Why do you bring a weapon to a mission if it doesn't suit a mission profile? If you do, you're either stupid of complacent. You don't use the minigun to hunt aliens within a building anymore than you would use a rocket launcher.
Speaking of which, I find a minigun highly useful in my current game. There is enough open ground for that.
Why not? That's what you've been telling everyone here. Positive thinking is not an alternative for practical solutions, and there are no practical solutions that will fix all the things that make the minigun such a terrible infantry weapon.
Denying facts and possibilities is even worse, mind you. For you it's negative thinking all the way.
And as I said before, a minigun is a SUPPORT weapon. You constantly keep comparing it with an assault rifle. Talk about a logical black hole.
You seem to have plenty of stuff that don't exist to day in the humans arsenal b.t.w.
Wow, all that education, and you still have no idea about the military uses of miniguns and why they're not applicable to infantry?
Apparenlty, neither do you
Well, everything I knows tells me you're wrong, and I've told you why. Your technical solutions are dodgy and you completely ignore the tactical implications of using a minigun in tightly-packed densely-populated urban areas, especially for an organisation whose main purpose is to save and defend civilians.
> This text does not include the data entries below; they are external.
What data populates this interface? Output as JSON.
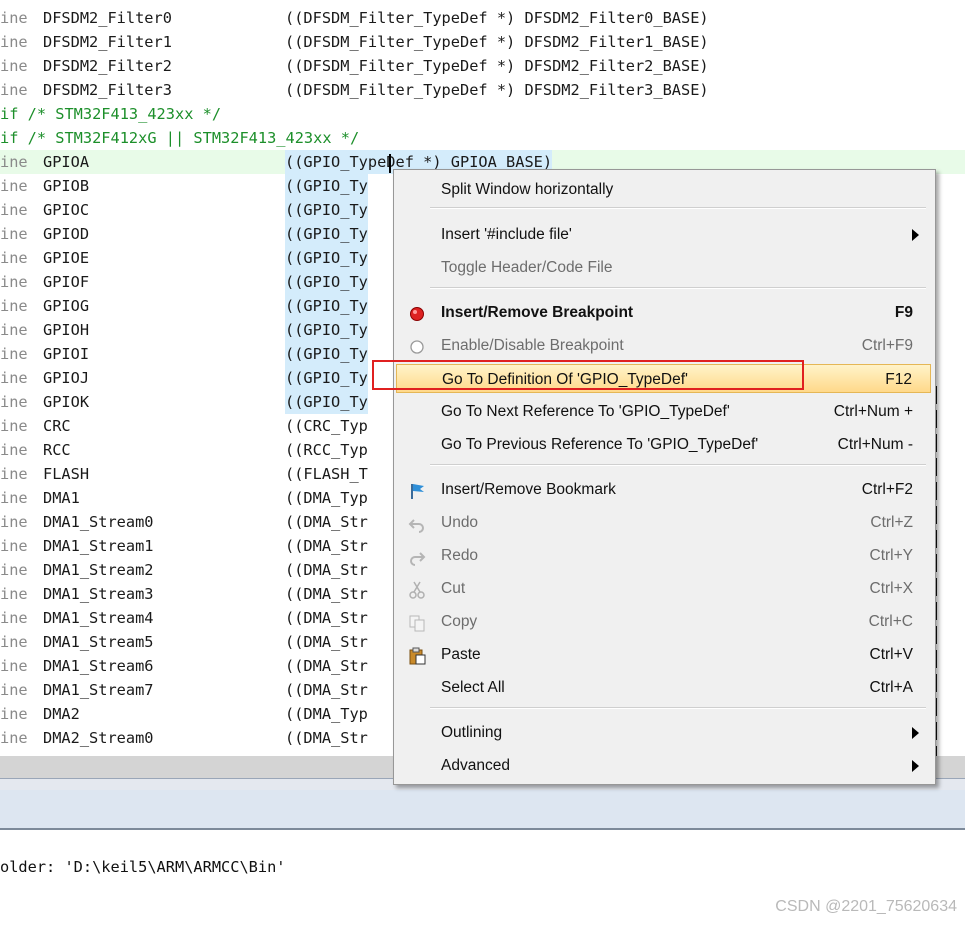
{
  "code_lines": [
    {
      "kw": "ine",
      "name": "DFSDM2_Filter0",
      "val": "((DFSDM_Filter_TypeDef *) DFSDM2_Filter0_BASE)"
    },
    {
      "kw": "ine",
      "name": "DFSDM2_Filter1",
      "val": "((DFSDM_Filter_TypeDef *) DFSDM2_Filter1_BASE)"
    },
    {
      "kw": "ine",
      "name": "DFSDM2_Filter2",
      "val": "((DFSDM_Filter_TypeDef *) DFSDM2_Filter2_BASE)"
    },
    {
      "kw": "ine",
      "name": "DFSDM2_Filter3",
      "val": "((DFSDM_Filter_TypeDef *) DFSDM2_Filter3_BASE)"
    },
    {
      "pre": "if /* STM32F413_423xx */"
    },
    {
      "pre": "if /* STM32F412xG || STM32F413_423xx */"
    },
    {
      "kw": "ine",
      "name": "GPIOA",
      "val": "((GPIO_TypeDef *) GPIOA_BASE)"
    },
    {
      "kw": "ine",
      "name": "GPIOB",
      "val": "((GPIO_Ty"
    },
    {
      "kw": "ine",
      "name": "GPIOC",
      "val": "((GPIO_Ty"
    },
    {
      "kw": "ine",
      "name": "GPIOD",
      "val": "((GPIO_Ty"
    },
    {
      "kw": "ine",
      "name": "GPIOE",
      "val": "((GPIO_Ty"
    },
    {
      "kw": "ine",
      "name": "GPIOF",
      "val": "((GPIO_Ty"
    },
    {
      "kw": "ine",
      "name": "GPIOG",
      "val": "((GPIO_Ty"
    },
    {
      "kw": "ine",
      "name": "GPIOH",
      "val": "((GPIO_Ty"
    },
    {
      "kw": "ine",
      "name": "GPIOI",
      "val": "((GPIO_Ty"
    },
    {
      "kw": "ine",
      "name": "GPIOJ",
      "val": "((GPIO_Ty"
    },
    {
      "kw": "ine",
      "name": "GPIOK",
      "val": "((GPIO_Ty"
    },
    {
      "kw": "ine",
      "name": "CRC",
      "val": "((CRC_Typ"
    },
    {
      "kw": "ine",
      "name": "RCC",
      "val": "((RCC_Typ"
    },
    {
      "kw": "ine",
      "name": "FLASH",
      "val": "((FLASH_T"
    },
    {
      "kw": "ine",
      "name": "DMA1",
      "val": "((DMA_Typ"
    },
    {
      "kw": "ine",
      "name": "DMA1_Stream0",
      "val": "((DMA_Str"
    },
    {
      "kw": "ine",
      "name": "DMA1_Stream1",
      "val": "((DMA_Str"
    },
    {
      "kw": "ine",
      "name": "DMA1_Stream2",
      "val": "((DMA_Str"
    },
    {
      "kw": "ine",
      "name": "DMA1_Stream3",
      "val": "((DMA_Str"
    },
    {
      "kw": "ine",
      "name": "DMA1_Stream4",
      "val": "((DMA_Str"
    },
    {
      "kw": "ine",
      "name": "DMA1_Stream5",
      "val": "((DMA_Str"
    },
    {
      "kw": "ine",
      "name": "DMA1_Stream6",
      "val": "((DMA_Str"
    },
    {
      "kw": "ine",
      "name": "DMA1_Stream7",
      "val": "((DMA_Str"
    },
    {
      "kw": "ine",
      "name": "DMA2",
      "val": "((DMA_Typ"
    },
    {
      "kw": "ine",
      "name": "DMA2_Stream0",
      "val": "((DMA_Str"
    }
  ],
  "output_text": "older: 'D:\\keil5\\ARM\\ARMCC\\Bin'",
  "watermark": "CSDN @2201_75620634",
  "context_menu": {
    "items": [
      {
        "id": "split",
        "label": "Split Window horizontally",
        "shortcut": "",
        "icon": ""
      },
      {
        "id": "include",
        "label": "Insert '#include file'",
        "shortcut": "",
        "submenu": true
      },
      {
        "id": "toggle",
        "label": "Toggle Header/Code File",
        "shortcut": "",
        "disabled": true
      },
      {
        "id": "bp",
        "label": "Insert/Remove Breakpoint",
        "shortcut": "F9",
        "bold": true,
        "icon": "breakpoint-icon"
      },
      {
        "id": "enbp",
        "label": "Enable/Disable Breakpoint",
        "shortcut": "Ctrl+F9",
        "disabled": true,
        "icon": "breakpoint-outline-icon"
      },
      {
        "id": "goto",
        "label": "Go To Definition Of 'GPIO_TypeDef'",
        "shortcut": "F12",
        "hover": true
      },
      {
        "id": "next",
        "label": "Go To Next Reference To 'GPIO_TypeDef'",
        "shortcut": "Ctrl+Num +"
      },
      {
        "id": "prev",
        "label": "Go To Previous Reference To 'GPIO_TypeDef'",
        "shortcut": "Ctrl+Num -"
      },
      {
        "id": "bookmark",
        "label": "Insert/Remove Bookmark",
        "shortcut": "Ctrl+F2",
        "icon": "bookmark-flag-icon"
      },
      {
        "id": "undo",
        "label": "Undo",
        "shortcut": "Ctrl+Z",
        "disabled": true,
        "icon": "undo-icon"
      },
      {
        "id": "redo",
        "label": "Redo",
        "shortcut": "Ctrl+Y",
        "disabled": true,
        "icon": "redo-icon"
      },
      {
        "id": "cut",
        "label": "Cut",
        "shortcut": "Ctrl+X",
        "disabled": true,
        "icon": "cut-icon"
      },
      {
        "id": "copy",
        "label": "Copy",
        "shortcut": "Ctrl+C",
        "disabled": true,
        "icon": "copy-icon"
      },
      {
        "id": "paste",
        "label": "Paste",
        "shortcut": "Ctrl+V",
        "icon": "paste-icon"
      },
      {
        "id": "selall",
        "label": "Select All",
        "shortcut": "Ctrl+A"
      },
      {
        "id": "outlining",
        "label": "Outlining",
        "shortcut": "",
        "submenu": true
      },
      {
        "id": "advanced",
        "label": "Advanced",
        "shortcut": "",
        "submenu": true
      }
    ]
  }
}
ERm...you're using high-yield plasma granades with
twice the AoE range and deadliness of normal granades..you use rocket launchers and incindiery ammo. Do you see something wrong with your statement?
*also there were instances of gattling guns used in urban areas..mostly in Somalia.
Simply put, we're not putting an implausible weapon into a plausible game. It would run counter to all the difficult design choices and hard work we've put in so far and it would cheapen the game as a whole.
UFO: AI isn't plausable, not in the least. Now if you said it "feels" somewhat realistic, there I could agree with you.
Cheapen? I would say improve.
After all, you're not making the RL simulator 3000 - too many aliens (b.t.w. I use this opportunity to say I'm dissapointed with aliens autopsy description. Every single one of them seem to be a bio-engineerd warrior with redicoouls resistance. Even the think "greys". What happend to soft and squishy like humans? Why are humans the most vulneralbe of all species in the universe?)